QUESTIONS AND ANSWERS ABOUT THE EXTRAORDINARY GENERAL MEETING
These Questions and Answers are only summaries of the matters they discuss. They do not contain all of the information that may be important to you.
You should read carefully the entire proxy statement, including the annex to this proxy statement.
Why am I receiving this proxy statement?
This proxy statement and the enclosed proxy card are being sent to you in connection with the solicitation of proxies by our Board for use at the
Extraordinary General Meeting, or at any adjournments or postponements thereof. This proxy statement summarizes the information that you need to make an informed decision on the proposals to be considered at the Extraordinary General Meeting.
BCSA is a blank check company incorporated on June 11, 2021, as a Cayman Islands exempted company, for the purpose of entering into a merger, share
exchange, asset acquisition, share purchase, recapitalization, reorganization or other similar business combination with one or more businesses.
In
connection with the formation of the Sponsor, the Sponsor received [10,000,000] Class B ordinary shares for a per share purchase price of approximately $0.003. Prior to the IPO, our Sponsor transferred 50,000 of its founder shares to each of
Colin Weil, Gary Cookhorn and Rebecca Macieira-Kaufmann, in each case, at their original per share purchase price. As of the date of this proxy statement, the initial shareholders continue to own an aggregate of [10,000,000] founder shares.
On November 15, 2021, BCSA consummated its IPO of 30,000,000 units (the units), each consisting of one Class A
ordinary share (the public shares) and one-half of one redeemable warrant (the public warrants) including the issuance of 3,900,000 units as a
result of the underwriters partial exercise of their over-allotment option, at $10.00 per unit, generating gross proceeds of $300,000,000.00.
Simultaneously with the closing of the IPO, BCSA consummated the sale of an aggregate of 1,322,000 private placement units, each consisting of one
Class A ordinary share and one-half of one redeemable warrant (the private placement warrants), at a price of $10.00 per private placement unit in a private placement to our
Sponsor, generating gross proceeds to BCSA of $13,220,000.00. As of the date of this proxy statement, the Sponsor owns an aggregate of [1,322,000] private placement units.

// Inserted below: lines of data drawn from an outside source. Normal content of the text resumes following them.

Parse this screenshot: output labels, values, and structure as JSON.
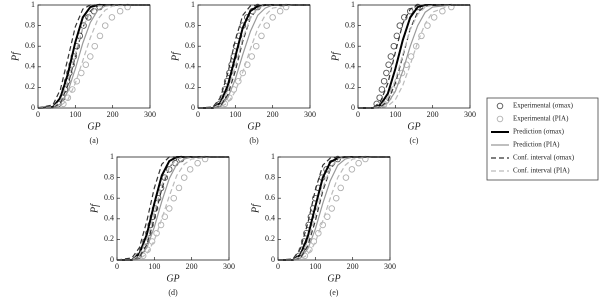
{
  "chart_data": [
    {
      "type": "line",
      "caption": "(a)",
      "xlabel": "GP",
      "ylabel": "Pf",
      "xlim": [
        0,
        300
      ],
      "ylim": [
        0,
        1
      ],
      "xticks": [
        0,
        100,
        200,
        300
      ],
      "yticks": [
        0,
        0.2,
        0.4,
        0.6,
        0.8,
        1
      ],
      "x": [
        0,
        40,
        60,
        80,
        100,
        120,
        140,
        160,
        180,
        200,
        250,
        300
      ],
      "series": [
        {
          "name": "Experimental (σmax)",
          "color": "#555555",
          "mark": "circle",
          "x": [
            55,
            65,
            72,
            78,
            84,
            90,
            96,
            104,
            112,
            122,
            135,
            150,
            165
          ],
          "values": [
            0.04,
            0.1,
            0.18,
            0.26,
            0.34,
            0.42,
            0.5,
            0.6,
            0.7,
            0.8,
            0.88,
            0.94,
            0.98
          ]
        },
        {
          "name": "Experimental (PIA)",
          "color": "#b0b0b0",
          "mark": "circle",
          "x": [
            68,
            80,
            92,
            104,
            116,
            128,
            140,
            152,
            166,
            180,
            198,
            220,
            240
          ],
          "values": [
            0.04,
            0.1,
            0.18,
            0.26,
            0.34,
            0.42,
            0.5,
            0.6,
            0.7,
            0.8,
            0.88,
            0.94,
            0.98
          ]
        },
        {
          "name": "Prediction (σmax)",
          "color": "#000000",
          "mark": "solid",
          "values": [
            0,
            0.01,
            0.1,
            0.33,
            0.64,
            0.88,
            0.98,
            1,
            1,
            1,
            1,
            1
          ]
        },
        {
          "name": "Prediction (PIA)",
          "color": "#999999",
          "mark": "solid",
          "values": [
            0,
            0,
            0.04,
            0.16,
            0.38,
            0.63,
            0.83,
            0.95,
            0.99,
            1,
            1,
            1
          ]
        },
        {
          "name": "Conf. interval (σmax)",
          "color": "#333333",
          "mark": "dashed",
          "lower": [
            0,
            0,
            0.05,
            0.22,
            0.5,
            0.78,
            0.94,
            0.99,
            1,
            1,
            1,
            1
          ],
          "upper": [
            0,
            0.03,
            0.18,
            0.48,
            0.79,
            0.96,
            1,
            1,
            1,
            1,
            1,
            1
          ]
        },
        {
          "name": "Conf. interval (PIA)",
          "color": "#bbbbbb",
          "mark": "dashed",
          "lower": [
            0,
            0,
            0.02,
            0.08,
            0.24,
            0.46,
            0.68,
            0.86,
            0.95,
            0.99,
            1,
            1
          ],
          "upper": [
            0,
            0.01,
            0.07,
            0.26,
            0.53,
            0.78,
            0.93,
            0.99,
            1,
            1,
            1,
            1
          ]
        }
      ]
    },
    {
      "type": "line",
      "caption": "(b)",
      "xlabel": "GP",
      "ylabel": "Pf",
      "xlim": [
        0,
        300
      ],
      "ylim": [
        0,
        1
      ],
      "xticks": [
        0,
        100,
        200,
        300
      ],
      "yticks": [
        0,
        0.2,
        0.4,
        0.6,
        0.8,
        1
      ],
      "x": [
        0,
        40,
        60,
        80,
        100,
        120,
        140,
        160,
        180,
        200,
        250,
        300
      ],
      "series": [
        {
          "color": "#555555",
          "mark": "circle",
          "x": [
            58,
            66,
            72,
            78,
            84,
            90,
            96,
            102,
            110,
            120,
            132,
            146,
            160
          ],
          "values": [
            0.04,
            0.1,
            0.18,
            0.26,
            0.34,
            0.42,
            0.5,
            0.6,
            0.7,
            0.8,
            0.88,
            0.94,
            0.98
          ]
        },
        {
          "color": "#b0b0b0",
          "mark": "circle",
          "x": [
            72,
            84,
            96,
            108,
            120,
            132,
            144,
            156,
            170,
            184,
            200,
            220,
            236
          ],
          "values": [
            0.04,
            0.1,
            0.18,
            0.26,
            0.34,
            0.42,
            0.5,
            0.6,
            0.7,
            0.8,
            0.88,
            0.94,
            0.98
          ]
        },
        {
          "color": "#000000",
          "mark": "solid",
          "values": [
            0,
            0,
            0.05,
            0.22,
            0.5,
            0.78,
            0.94,
            0.99,
            1,
            1,
            1,
            1
          ]
        },
        {
          "color": "#999999",
          "mark": "solid",
          "values": [
            0,
            0,
            0.02,
            0.1,
            0.28,
            0.52,
            0.74,
            0.9,
            0.97,
            1,
            1,
            1
          ]
        },
        {
          "color": "#333333",
          "mark": "dashed",
          "lower": [
            0,
            0,
            0.02,
            0.13,
            0.36,
            0.65,
            0.87,
            0.97,
            1,
            1,
            1,
            1
          ],
          "upper": [
            0,
            0.01,
            0.1,
            0.34,
            0.66,
            0.9,
            0.99,
            1,
            1,
            1,
            1,
            1
          ]
        },
        {
          "color": "#bbbbbb",
          "mark": "dashed",
          "lower": [
            0,
            0,
            0.01,
            0.05,
            0.16,
            0.35,
            0.57,
            0.77,
            0.9,
            0.97,
            1,
            1
          ],
          "upper": [
            0,
            0,
            0.04,
            0.17,
            0.41,
            0.68,
            0.87,
            0.97,
            1,
            1,
            1,
            1
          ]
        }
      ]
    },
    {
      "type": "line",
      "caption": "(c)",
      "xlabel": "GP",
      "ylabel": "Pf",
      "xlim": [
        0,
        300
      ],
      "ylim": [
        0,
        1
      ],
      "xticks": [
        0,
        100,
        200,
        300
      ],
      "yticks": [
        0,
        0.2,
        0.4,
        0.6,
        0.8,
        1
      ],
      "x": [
        0,
        40,
        60,
        80,
        100,
        120,
        140,
        160,
        180,
        200,
        250,
        300
      ],
      "series": [
        {
          "color": "#555555",
          "mark": "circle",
          "x": [
            50,
            58,
            64,
            70,
            76,
            82,
            88,
            96,
            104,
            112,
            124,
            140,
            160
          ],
          "values": [
            0.04,
            0.1,
            0.18,
            0.26,
            0.34,
            0.42,
            0.5,
            0.6,
            0.7,
            0.8,
            0.88,
            0.94,
            0.98
          ]
        },
        {
          "color": "#b0b0b0",
          "mark": "circle",
          "x": [
            70,
            82,
            94,
            106,
            118,
            130,
            142,
            156,
            170,
            186,
            204,
            226,
            250
          ],
          "values": [
            0.04,
            0.1,
            0.18,
            0.26,
            0.34,
            0.42,
            0.5,
            0.6,
            0.7,
            0.8,
            0.88,
            0.94,
            0.98
          ]
        },
        {
          "color": "#000000",
          "mark": "solid",
          "values": [
            0,
            0,
            0.03,
            0.14,
            0.38,
            0.66,
            0.88,
            0.98,
            1,
            1,
            1,
            1
          ]
        },
        {
          "color": "#999999",
          "mark": "solid",
          "values": [
            0,
            0,
            0.01,
            0.05,
            0.16,
            0.36,
            0.6,
            0.8,
            0.93,
            0.98,
            1,
            1
          ]
        },
        {
          "color": "#333333",
          "mark": "dashed",
          "lower": [
            0,
            0,
            0.01,
            0.07,
            0.24,
            0.5,
            0.77,
            0.93,
            0.99,
            1,
            1,
            1
          ],
          "upper": [
            0,
            0,
            0.06,
            0.24,
            0.54,
            0.82,
            0.96,
            1,
            1,
            1,
            1,
            1
          ]
        },
        {
          "color": "#bbbbbb",
          "mark": "dashed",
          "lower": [
            0,
            0,
            0,
            0.02,
            0.08,
            0.22,
            0.42,
            0.64,
            0.82,
            0.93,
            1,
            1
          ],
          "upper": [
            0,
            0,
            0.02,
            0.1,
            0.27,
            0.52,
            0.76,
            0.91,
            0.98,
            1,
            1,
            1
          ]
        }
      ]
    },
    {
      "type": "line",
      "caption": "(d)",
      "xlabel": "GP",
      "ylabel": "Pf",
      "xlim": [
        0,
        300
      ],
      "ylim": [
        0,
        1
      ],
      "xticks": [
        0,
        100,
        200,
        300
      ],
      "yticks": [
        0,
        0.2,
        0.4,
        0.6,
        0.8,
        1
      ],
      "x": [
        0,
        40,
        60,
        80,
        100,
        120,
        140,
        160,
        180,
        200,
        250,
        300
      ],
      "series": [
        {
          "color": "#555555",
          "mark": "circle",
          "x": [
            58,
            68,
            76,
            84,
            90,
            96,
            102,
            110,
            118,
            128,
            140,
            156,
            172
          ],
          "values": [
            0.04,
            0.1,
            0.18,
            0.26,
            0.34,
            0.42,
            0.5,
            0.6,
            0.7,
            0.8,
            0.88,
            0.94,
            0.98
          ]
        },
        {
          "color": "#b0b0b0",
          "mark": "circle",
          "x": [
            70,
            82,
            94,
            106,
            118,
            128,
            140,
            152,
            166,
            180,
            196,
            216,
            236
          ],
          "values": [
            0.04,
            0.1,
            0.18,
            0.26,
            0.34,
            0.42,
            0.5,
            0.6,
            0.7,
            0.8,
            0.88,
            0.94,
            0.98
          ]
        },
        {
          "color": "#000000",
          "mark": "solid",
          "values": [
            0,
            0,
            0.06,
            0.25,
            0.55,
            0.82,
            0.96,
            1,
            1,
            1,
            1,
            1
          ]
        },
        {
          "color": "#999999",
          "mark": "solid",
          "values": [
            0,
            0,
            0.03,
            0.12,
            0.32,
            0.57,
            0.79,
            0.93,
            0.98,
            1,
            1,
            1
          ]
        },
        {
          "color": "#333333",
          "mark": "dashed",
          "lower": [
            0,
            0,
            0.03,
            0.15,
            0.4,
            0.69,
            0.9,
            0.98,
            1,
            1,
            1,
            1
          ],
          "upper": [
            0,
            0.02,
            0.12,
            0.38,
            0.7,
            0.93,
            1,
            1,
            1,
            1,
            1,
            1
          ]
        },
        {
          "color": "#bbbbbb",
          "mark": "dashed",
          "lower": [
            0,
            0,
            0.01,
            0.06,
            0.19,
            0.4,
            0.62,
            0.82,
            0.93,
            0.98,
            1,
            1
          ],
          "upper": [
            0,
            0,
            0.05,
            0.2,
            0.46,
            0.73,
            0.9,
            0.98,
            1,
            1,
            1,
            1
          ]
        }
      ]
    },
    {
      "type": "line",
      "caption": "(e)",
      "xlabel": "GP",
      "ylabel": "Pf",
      "xlim": [
        0,
        300
      ],
      "ylim": [
        0,
        1
      ],
      "xticks": [
        0,
        100,
        200,
        300
      ],
      "yticks": [
        0,
        0.2,
        0.4,
        0.6,
        0.8,
        1
      ],
      "x": [
        0,
        40,
        60,
        80,
        100,
        120,
        140,
        160,
        180,
        200,
        250,
        300
      ],
      "series": [
        {
          "color": "#555555",
          "mark": "circle",
          "x": [
            56,
            64,
            70,
            76,
            82,
            88,
            94,
            100,
            108,
            118,
            130,
            144,
            160
          ],
          "values": [
            0.04,
            0.1,
            0.18,
            0.26,
            0.34,
            0.42,
            0.5,
            0.6,
            0.7,
            0.8,
            0.88,
            0.94,
            0.98
          ]
        },
        {
          "color": "#b0b0b0",
          "mark": "circle",
          "x": [
            72,
            84,
            96,
            108,
            120,
            132,
            144,
            156,
            168,
            182,
            198,
            216,
            234
          ],
          "values": [
            0.04,
            0.1,
            0.18,
            0.26,
            0.34,
            0.42,
            0.5,
            0.6,
            0.7,
            0.8,
            0.88,
            0.94,
            0.98
          ]
        },
        {
          "color": "#000000",
          "mark": "solid",
          "values": [
            0,
            0,
            0.05,
            0.23,
            0.52,
            0.8,
            0.95,
            0.99,
            1,
            1,
            1,
            1
          ]
        },
        {
          "color": "#999999",
          "mark": "solid",
          "values": [
            0,
            0,
            0.02,
            0.11,
            0.3,
            0.55,
            0.77,
            0.92,
            0.98,
            1,
            1,
            1
          ]
        },
        {
          "color": "#333333",
          "mark": "dashed",
          "lower": [
            0,
            0,
            0.02,
            0.14,
            0.38,
            0.67,
            0.88,
            0.98,
            1,
            1,
            1,
            1
          ],
          "upper": [
            0,
            0.01,
            0.11,
            0.36,
            0.68,
            0.92,
            0.99,
            1,
            1,
            1,
            1,
            1
          ]
        },
        {
          "color": "#bbbbbb",
          "mark": "dashed",
          "lower": [
            0,
            0,
            0.01,
            0.05,
            0.17,
            0.38,
            0.6,
            0.8,
            0.92,
            0.98,
            1,
            1
          ],
          "upper": [
            0,
            0,
            0.04,
            0.18,
            0.43,
            0.7,
            0.89,
            0.98,
            1,
            1,
            1,
            1
          ]
        }
      ]
    }
  ]
}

Following the closing of the IPO on November 15, 2021, an amount of $306.0 million ($10.20 per unit) out of the net proceeds of the sale of the
units in the IPO and the sale of the private placement units was placed in the trust account, which was invested in U.S. government securities, within the meaning set forth in Section 2(a)(16) of the Investment Company Act of 1940, as
amended (Investment Company Act), with a maturity of 185 days or less or in money market funds meeting certain conditions under Rule 2a-7 promulgated under the
Investment Company Act which invest only in direct U.S. government treasury obligations, until the earlier of: (a) the completion of our initial business combination, (b) the redemption of any public shares properly submitted in
connection with a shareholder vote to approve certain amendments to our Governing Documents, including a vote to approve an extension to the Current Outside Date, and (c) the redemption of our public shares if we are unable to complete the
initial business combination within the period provided in our Governing Documents. Like most blank check companies, our Governing Documents provide for the return of the IPO proceeds held in the trust account to the public shareholders if we do not
consummate a qualifying business combination on or before a certain date. In our case, such date is May 15, 2023. As of the record date, BCSA had approximately $[●] of cash remaining in the trust account.
Our Board has determined that it is in the best interests of BCSA to further amend the Governing Documents to extend the date we have to consummate a business
combination to November 15, 2023 in order to allow BCSA more time to complete the Proposed Business Combination, or any potential alternative initial business combination. Therefore, our Board is submitting the proposals described in this proxy
statement for the shareholders to vote upon.